O coordenador da comissão informou ainda que, por sugestão do presidente da Câmara, deputado Rodrigo Maia, o colegiado além de ajudar na formulação de projetos, vai participar da discussão do orçamento que contemple esse ramo de atividade. “Nós queremos apresentar na próxima semana sugestões para o orçamento com o objetivo de ajudar nessa questão dos impactos e amenizar a situação pela qual passam os pescadores, pescadoras, marisqueiros e a população do Nordeste”, adiantou o deputado.

O deputado Carlos Veras (PT-PE), que juntamente com o deputado João Daniel, sugeriu o debate disse que o derramamento de óleo no Nordeste, que vem ocorrendo desde o fim de agosto de 2019, atinge, sobremaneira, a cadeia produtiva do pescado. Para reforçar sua argumentação, Veras utilizou reportagem veiculada no jornal Correio Braziliense sobre a questão.

“Vendedores relatam queda de até 90% nas vendas de peixe por causa do óleo”. Segundo relatado pelos comerciantes, “a preocupação dos consumidores é sem motivo, já que praticamente toda a mercadoria vendida no local vem de estados da região Sul e Norte, sem ligação com os vazamentos”, diz o jornal.

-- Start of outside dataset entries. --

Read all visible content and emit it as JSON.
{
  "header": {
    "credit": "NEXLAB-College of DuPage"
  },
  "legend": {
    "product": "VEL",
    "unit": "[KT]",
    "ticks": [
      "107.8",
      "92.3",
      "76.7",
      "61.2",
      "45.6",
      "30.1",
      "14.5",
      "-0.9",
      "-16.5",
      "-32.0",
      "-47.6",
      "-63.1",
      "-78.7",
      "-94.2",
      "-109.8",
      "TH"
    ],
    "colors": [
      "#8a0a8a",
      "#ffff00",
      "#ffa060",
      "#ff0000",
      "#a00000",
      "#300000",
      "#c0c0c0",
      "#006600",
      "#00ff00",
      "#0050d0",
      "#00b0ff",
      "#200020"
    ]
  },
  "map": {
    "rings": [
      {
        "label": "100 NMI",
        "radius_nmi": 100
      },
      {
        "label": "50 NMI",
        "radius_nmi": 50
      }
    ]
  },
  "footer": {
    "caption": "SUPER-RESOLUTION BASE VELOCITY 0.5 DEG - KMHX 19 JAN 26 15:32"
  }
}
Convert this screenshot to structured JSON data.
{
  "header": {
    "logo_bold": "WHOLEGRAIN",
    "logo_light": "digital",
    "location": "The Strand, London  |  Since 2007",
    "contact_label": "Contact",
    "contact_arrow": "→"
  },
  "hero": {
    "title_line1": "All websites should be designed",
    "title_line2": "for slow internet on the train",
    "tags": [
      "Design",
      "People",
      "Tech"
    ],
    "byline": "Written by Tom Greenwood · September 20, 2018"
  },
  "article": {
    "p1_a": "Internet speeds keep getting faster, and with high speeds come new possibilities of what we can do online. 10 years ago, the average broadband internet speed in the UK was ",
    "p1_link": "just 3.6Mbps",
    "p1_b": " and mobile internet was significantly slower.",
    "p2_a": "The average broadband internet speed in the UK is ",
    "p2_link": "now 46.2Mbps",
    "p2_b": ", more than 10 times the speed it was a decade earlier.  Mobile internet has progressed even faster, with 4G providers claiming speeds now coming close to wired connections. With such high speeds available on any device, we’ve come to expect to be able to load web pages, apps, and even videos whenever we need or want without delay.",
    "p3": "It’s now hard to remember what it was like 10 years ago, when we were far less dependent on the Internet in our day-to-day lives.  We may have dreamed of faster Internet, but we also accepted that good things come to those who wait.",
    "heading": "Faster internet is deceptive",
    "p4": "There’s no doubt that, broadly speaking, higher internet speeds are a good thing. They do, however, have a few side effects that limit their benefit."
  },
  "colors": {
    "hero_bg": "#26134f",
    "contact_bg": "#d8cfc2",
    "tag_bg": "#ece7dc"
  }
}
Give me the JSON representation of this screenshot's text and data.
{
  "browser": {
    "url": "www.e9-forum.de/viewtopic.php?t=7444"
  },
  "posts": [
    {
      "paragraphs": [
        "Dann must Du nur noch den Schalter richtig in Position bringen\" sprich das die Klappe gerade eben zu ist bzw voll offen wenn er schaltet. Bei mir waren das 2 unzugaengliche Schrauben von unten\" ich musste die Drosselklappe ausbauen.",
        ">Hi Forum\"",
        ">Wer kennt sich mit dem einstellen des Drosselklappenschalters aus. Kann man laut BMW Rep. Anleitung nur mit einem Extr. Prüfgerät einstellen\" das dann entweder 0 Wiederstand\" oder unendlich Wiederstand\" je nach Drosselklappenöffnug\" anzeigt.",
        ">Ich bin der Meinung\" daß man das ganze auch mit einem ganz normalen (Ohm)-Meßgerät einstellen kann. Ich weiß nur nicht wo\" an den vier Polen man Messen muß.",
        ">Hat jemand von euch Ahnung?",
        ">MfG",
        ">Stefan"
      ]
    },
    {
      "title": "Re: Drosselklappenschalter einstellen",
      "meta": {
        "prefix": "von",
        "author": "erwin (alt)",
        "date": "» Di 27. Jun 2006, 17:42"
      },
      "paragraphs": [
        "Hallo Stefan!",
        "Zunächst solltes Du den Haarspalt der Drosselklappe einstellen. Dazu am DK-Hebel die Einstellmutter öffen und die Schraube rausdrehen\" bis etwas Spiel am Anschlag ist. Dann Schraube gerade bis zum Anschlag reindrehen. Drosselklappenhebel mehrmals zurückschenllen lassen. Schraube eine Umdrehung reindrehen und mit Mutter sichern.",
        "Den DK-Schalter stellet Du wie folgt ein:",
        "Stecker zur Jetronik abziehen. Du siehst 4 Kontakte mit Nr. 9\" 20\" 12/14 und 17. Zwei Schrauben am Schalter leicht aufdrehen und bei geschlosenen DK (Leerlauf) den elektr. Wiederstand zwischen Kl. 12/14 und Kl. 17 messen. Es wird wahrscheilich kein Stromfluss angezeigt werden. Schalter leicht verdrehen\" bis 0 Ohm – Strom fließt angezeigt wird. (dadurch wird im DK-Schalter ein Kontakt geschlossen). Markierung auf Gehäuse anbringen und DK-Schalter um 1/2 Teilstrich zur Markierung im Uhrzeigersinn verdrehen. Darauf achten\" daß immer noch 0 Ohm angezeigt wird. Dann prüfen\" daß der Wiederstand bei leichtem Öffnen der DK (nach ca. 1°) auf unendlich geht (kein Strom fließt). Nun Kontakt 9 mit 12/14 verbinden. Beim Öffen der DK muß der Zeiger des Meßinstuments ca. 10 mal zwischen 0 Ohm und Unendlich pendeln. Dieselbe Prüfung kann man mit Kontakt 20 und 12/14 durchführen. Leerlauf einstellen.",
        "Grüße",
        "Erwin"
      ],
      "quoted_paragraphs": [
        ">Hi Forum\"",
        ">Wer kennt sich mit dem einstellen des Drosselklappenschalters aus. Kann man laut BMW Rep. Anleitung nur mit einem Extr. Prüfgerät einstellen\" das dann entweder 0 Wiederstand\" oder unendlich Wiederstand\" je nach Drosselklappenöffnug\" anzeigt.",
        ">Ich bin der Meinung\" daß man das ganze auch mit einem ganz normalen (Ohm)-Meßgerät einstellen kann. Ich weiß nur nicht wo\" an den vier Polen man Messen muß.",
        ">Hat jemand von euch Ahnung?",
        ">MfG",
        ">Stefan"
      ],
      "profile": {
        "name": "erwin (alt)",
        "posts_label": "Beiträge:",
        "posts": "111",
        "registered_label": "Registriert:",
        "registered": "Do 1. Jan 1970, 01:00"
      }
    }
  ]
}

Para Carlos Veras, os efeitos são dispersos e atingem, também, a produção de pescados em outros estados.

Plano Nacional de Contingência

A professora da Universidade Federal da Bahia, Rita de Cássia Franco Rêgo, que trabalha com saúde do trabalhador artesanal, impactos ocupacionais e ambientais que afetam a saúde do pescador artesanal, participou do debate e afirmou que toda a beleza das praias nordestinas foi sobreposta por “um grande lamaçal de óleo cru”. Segundo ela, faz mais de dois meses e meio que o derreamento de óleo vem ocorrendo e o governo federal não acionou o Plano Nacional de Contingência de acidentes por poluição em águas sobre jurisdição nacional, que foi um decreto presidencial de 22 de outubro de 2013, do governo Dilma.

Ela denunciou também que não foi criado o comitê executivo que é coordenado pelo Ministério do Meio Ambiente, que tem a função de autoridade nacional desse Plano Nacional de Contingência.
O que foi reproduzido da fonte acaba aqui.